PCP may not be suitable for you in certain circumstances. For example:
- If you do not know what your predicted mileage will be
- Business type restrictions, e.g. vehicles to be used as Taxis or for Driving Schools
- If you plan to export the vehicle or use abroad for extended periods
- Road fund licence is only included for the first year
Benefits of PCP
- Low initial payment and fixed monthly payments
- If you wish to own or buy the vehicle
- If you need to change your vehicle early (early settlement will incur charges)
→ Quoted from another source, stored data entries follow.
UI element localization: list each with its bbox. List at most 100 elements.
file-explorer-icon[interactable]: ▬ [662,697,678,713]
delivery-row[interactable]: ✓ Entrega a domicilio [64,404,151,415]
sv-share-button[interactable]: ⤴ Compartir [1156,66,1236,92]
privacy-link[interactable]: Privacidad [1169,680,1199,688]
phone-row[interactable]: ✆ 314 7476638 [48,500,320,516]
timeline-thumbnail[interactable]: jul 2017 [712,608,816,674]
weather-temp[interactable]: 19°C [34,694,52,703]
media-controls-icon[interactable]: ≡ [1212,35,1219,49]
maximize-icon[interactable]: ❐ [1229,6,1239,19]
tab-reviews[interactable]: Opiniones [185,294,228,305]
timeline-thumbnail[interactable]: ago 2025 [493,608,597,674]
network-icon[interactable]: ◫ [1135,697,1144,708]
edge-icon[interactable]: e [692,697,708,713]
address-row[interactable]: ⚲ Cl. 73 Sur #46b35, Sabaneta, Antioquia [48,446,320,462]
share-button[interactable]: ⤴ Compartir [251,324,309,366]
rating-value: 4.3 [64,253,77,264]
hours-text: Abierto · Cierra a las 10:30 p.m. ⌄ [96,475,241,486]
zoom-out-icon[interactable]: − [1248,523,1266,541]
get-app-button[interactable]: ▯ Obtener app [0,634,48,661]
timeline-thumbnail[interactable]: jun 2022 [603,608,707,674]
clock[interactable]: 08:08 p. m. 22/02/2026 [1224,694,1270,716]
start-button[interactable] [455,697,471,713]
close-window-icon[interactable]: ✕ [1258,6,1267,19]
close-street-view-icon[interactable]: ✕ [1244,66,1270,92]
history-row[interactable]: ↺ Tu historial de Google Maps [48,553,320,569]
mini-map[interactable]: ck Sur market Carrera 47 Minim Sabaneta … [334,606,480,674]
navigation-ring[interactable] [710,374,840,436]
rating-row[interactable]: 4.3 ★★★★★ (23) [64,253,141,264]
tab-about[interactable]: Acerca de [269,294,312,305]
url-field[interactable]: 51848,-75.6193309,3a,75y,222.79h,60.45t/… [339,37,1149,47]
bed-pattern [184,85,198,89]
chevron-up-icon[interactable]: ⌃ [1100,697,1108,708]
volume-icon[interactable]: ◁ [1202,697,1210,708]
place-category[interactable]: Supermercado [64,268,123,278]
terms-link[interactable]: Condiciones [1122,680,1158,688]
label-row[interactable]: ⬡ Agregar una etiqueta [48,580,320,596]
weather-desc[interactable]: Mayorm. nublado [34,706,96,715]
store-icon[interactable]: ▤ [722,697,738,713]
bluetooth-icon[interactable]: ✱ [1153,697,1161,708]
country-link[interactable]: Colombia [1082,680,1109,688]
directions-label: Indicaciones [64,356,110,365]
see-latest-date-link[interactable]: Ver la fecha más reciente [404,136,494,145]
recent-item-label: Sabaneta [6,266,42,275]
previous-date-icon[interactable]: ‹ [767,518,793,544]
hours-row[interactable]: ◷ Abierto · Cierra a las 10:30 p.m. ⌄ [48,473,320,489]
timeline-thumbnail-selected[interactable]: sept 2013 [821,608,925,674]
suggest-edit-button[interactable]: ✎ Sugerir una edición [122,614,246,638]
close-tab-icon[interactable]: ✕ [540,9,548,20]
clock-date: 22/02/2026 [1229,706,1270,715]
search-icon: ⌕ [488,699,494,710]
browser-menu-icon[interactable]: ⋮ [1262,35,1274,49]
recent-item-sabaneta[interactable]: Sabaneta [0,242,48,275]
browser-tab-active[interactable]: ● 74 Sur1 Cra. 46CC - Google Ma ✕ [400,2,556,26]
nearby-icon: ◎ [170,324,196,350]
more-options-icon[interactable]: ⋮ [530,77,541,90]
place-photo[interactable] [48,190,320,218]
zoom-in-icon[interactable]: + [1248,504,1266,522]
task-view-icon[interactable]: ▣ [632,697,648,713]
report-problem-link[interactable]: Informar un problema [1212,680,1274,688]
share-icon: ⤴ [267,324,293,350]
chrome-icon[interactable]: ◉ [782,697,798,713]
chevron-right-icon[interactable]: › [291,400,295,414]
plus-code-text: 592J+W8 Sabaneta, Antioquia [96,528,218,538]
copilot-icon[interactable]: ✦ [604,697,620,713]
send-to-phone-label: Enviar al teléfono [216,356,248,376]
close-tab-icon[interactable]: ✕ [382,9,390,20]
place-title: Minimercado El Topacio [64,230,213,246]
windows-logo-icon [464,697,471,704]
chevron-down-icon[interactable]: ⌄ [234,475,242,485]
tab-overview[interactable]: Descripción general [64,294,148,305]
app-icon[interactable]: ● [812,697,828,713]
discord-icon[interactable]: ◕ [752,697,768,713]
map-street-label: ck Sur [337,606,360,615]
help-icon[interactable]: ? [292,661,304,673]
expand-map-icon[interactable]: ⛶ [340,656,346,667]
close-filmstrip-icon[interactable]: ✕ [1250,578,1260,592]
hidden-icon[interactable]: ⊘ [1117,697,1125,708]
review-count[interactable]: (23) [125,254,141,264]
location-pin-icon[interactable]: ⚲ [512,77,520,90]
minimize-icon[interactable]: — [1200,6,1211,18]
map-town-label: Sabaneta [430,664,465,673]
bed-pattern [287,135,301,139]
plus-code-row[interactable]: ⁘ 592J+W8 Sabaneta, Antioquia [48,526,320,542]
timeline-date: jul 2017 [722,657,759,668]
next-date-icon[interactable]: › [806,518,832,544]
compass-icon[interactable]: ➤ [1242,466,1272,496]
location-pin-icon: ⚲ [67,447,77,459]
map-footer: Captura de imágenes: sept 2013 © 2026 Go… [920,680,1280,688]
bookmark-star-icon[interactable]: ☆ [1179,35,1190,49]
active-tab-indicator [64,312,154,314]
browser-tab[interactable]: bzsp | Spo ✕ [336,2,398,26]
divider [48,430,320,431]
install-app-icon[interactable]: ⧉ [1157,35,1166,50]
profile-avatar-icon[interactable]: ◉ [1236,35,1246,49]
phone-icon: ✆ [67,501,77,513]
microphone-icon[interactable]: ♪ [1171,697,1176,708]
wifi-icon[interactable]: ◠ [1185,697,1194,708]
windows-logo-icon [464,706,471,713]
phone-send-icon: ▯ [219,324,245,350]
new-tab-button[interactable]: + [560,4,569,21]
- For peace of mind motoring optional maintenance plans are available, for an additional fixed monthly fee
- Option to simply return the vehicle at the end of agreement, removing concerns about disposal values and depreciation or pay the end value and keep the vehicle
- Your contract will be regulated by the Consumer Credit Act 1974
Taking care of the vehicle
- You must ensure the vehicle is comprehensively insured at all times
- You must pay any additional charges that you incur e.g. parking fine, congestion charge on time. If you don’t do this, the charge will be referred to the finance company who take payment from you for this and for an administration charge that they will make
- You must have the vehicle serviced and maintained by a main franchised dealer in accordance with the manufacturer’s requirements. If you include a maintenance package please note the funder may decline to settle any related charges if the total mileage on the agreement is exceeded. If you do not service and maintain the vehicle, the funder will make a charge when the vehicle is returned as this will affect its value
- If at the end of the agreement you return the vehicle to the finance company, they will assess the vehicle condition based on the standards set down in the BVRLA fair wear and tear guide and refurbishment charges may apply
- If you return the vehicle to the finance company at the end of the agreement and have exceeded the total contract mileage, you will be liable to an excess mileage charge. Please refer to your quotation.
- If the vehicle is returned, it must have all of the items that were with it when it was delivered e.g. all keys, locking wheelnuts, otherwise you will be charged for replacing these
Failure to make payments in full and on time may result in the contract being terminated and the vehicle repossessed. Only enter in to an agreement if you are comfortable with the financial commitment and terms.